Farage rejects 'WAG tax' proposal
Ukip leader Nigel Farage has shot down proposals for the party to levy a "luxury goods tax" on items such as designer shoes and handbags.
Economic spokesman Patrick O'Flynn put forward the idea of a 25% VAT rate for top-end goods, quickly dubbed a "WAG tax", at the Ukip annual party conference in Doncaster.
However, Mr Farage has moved to kill off the idea, saying it was no more than a "discussion point" that "isn't going to happen".
"I am very happy to give the freedom to our spokesmen and spokeswomen to float ideas but I'm pretty certain that while I'm leader that will not be in our manifesto," he said in an interview with BBC1's The Andrew Marr Show to be broadcast today.
"As far as I am concerned it's dead. It was a discussion point yesterday. It isn't going to happen."
It comes after the party's biggest ever conference, during which Conservative b ackbencher Mark Reckless the second Tory MP in a month to defect to Ukip and trigger a by-election by quitting parliament.
Mr Farage also declared that Ukip is "parking our tanks" on Labour's lawn and tearing vast chunks out of its vote, while his colleagues set out a raft of policies including plans to take minimum wage earners out of income tax altogether and abolish inheritance tax.
Ukip chairman Steve Crowther agreed that part of the party's appeal was that it was "shambolic" and did not attempt to be as slick as its rivals.

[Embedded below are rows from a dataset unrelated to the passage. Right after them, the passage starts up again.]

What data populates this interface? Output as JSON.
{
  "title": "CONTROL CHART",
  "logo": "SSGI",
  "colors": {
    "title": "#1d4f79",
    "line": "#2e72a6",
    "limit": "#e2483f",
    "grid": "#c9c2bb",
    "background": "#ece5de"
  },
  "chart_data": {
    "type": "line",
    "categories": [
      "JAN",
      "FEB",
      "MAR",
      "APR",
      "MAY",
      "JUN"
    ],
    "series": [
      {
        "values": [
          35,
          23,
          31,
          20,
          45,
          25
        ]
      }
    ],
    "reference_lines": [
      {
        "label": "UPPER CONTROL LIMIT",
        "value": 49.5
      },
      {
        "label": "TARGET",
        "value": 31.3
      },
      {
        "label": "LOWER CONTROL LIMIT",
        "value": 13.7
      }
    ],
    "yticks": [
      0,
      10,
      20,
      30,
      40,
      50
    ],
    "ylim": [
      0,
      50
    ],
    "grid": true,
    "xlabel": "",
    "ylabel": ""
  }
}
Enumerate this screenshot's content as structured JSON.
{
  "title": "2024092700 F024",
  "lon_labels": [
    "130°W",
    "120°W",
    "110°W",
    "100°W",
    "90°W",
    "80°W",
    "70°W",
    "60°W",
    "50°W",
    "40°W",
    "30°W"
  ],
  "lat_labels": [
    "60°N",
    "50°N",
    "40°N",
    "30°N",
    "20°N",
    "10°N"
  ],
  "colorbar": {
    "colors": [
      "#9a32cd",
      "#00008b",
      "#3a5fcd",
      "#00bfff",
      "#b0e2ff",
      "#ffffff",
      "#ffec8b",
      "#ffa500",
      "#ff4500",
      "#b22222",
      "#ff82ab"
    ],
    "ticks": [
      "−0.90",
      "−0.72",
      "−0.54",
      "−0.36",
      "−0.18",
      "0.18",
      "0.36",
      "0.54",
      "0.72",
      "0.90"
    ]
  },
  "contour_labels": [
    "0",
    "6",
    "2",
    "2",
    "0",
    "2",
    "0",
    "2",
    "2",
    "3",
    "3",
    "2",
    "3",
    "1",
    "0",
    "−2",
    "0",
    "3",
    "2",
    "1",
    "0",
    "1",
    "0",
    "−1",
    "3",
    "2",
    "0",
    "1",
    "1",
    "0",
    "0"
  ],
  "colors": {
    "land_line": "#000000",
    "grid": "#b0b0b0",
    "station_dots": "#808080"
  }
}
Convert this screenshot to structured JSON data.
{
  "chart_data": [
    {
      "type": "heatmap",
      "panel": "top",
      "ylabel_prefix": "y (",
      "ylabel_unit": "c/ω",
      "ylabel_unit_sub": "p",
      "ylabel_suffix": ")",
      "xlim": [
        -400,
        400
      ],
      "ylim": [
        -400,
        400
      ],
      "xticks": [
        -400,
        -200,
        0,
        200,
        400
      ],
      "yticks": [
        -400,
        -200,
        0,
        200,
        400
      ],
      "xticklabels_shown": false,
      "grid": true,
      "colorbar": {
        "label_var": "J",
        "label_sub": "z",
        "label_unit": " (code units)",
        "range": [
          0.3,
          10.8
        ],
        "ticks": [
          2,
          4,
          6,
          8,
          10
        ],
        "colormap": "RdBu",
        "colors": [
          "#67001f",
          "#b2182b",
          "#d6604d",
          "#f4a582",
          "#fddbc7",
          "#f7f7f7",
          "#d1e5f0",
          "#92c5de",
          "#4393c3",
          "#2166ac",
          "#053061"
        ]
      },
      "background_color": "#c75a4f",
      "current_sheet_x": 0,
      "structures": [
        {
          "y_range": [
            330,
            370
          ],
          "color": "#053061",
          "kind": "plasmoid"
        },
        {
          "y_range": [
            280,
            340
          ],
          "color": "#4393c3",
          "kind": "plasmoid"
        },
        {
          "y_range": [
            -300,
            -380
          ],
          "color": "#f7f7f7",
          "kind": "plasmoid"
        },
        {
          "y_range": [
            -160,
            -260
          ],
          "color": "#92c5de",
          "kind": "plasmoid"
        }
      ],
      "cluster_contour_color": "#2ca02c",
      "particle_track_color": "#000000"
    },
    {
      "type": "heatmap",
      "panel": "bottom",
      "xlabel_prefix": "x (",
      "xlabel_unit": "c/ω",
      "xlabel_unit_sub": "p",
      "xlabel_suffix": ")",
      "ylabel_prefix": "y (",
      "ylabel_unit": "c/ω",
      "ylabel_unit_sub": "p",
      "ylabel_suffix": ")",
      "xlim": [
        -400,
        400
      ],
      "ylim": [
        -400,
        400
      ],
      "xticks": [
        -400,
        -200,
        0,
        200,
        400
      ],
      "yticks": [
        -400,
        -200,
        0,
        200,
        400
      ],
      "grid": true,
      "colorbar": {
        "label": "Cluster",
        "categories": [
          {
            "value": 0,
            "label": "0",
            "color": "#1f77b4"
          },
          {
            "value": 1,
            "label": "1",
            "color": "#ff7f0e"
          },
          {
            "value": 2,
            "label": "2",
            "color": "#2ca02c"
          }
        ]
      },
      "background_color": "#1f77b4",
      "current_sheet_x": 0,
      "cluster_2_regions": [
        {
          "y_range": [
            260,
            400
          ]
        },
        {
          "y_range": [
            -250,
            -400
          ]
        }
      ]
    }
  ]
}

He told BBC Radio 5 Live's Pienaar's Politics: "My feeling is we have to clearly make clear that we are capable of having ideas and being able to deal with all of the aspects of government that we might be asked to deal with following the next general election, and we do that.
"But if sometimes we are a little bit hard-edged or sometimes we stub our toe, I don't think that's a problem.
"It's part of our brand, frankly, it's part of what Ukip is."
He added: "I haven't said being shambolic is something I wish to boast about."
But he continued: "I believe that it is true that Ukip is ... liked by its electorate because it is not always as slick and as polished as the other political parties.
"I think it's very important. It is the slick polish and nothing ever apparently going wrong, that leads to, frankly, torpedoes hitting you below the waterline."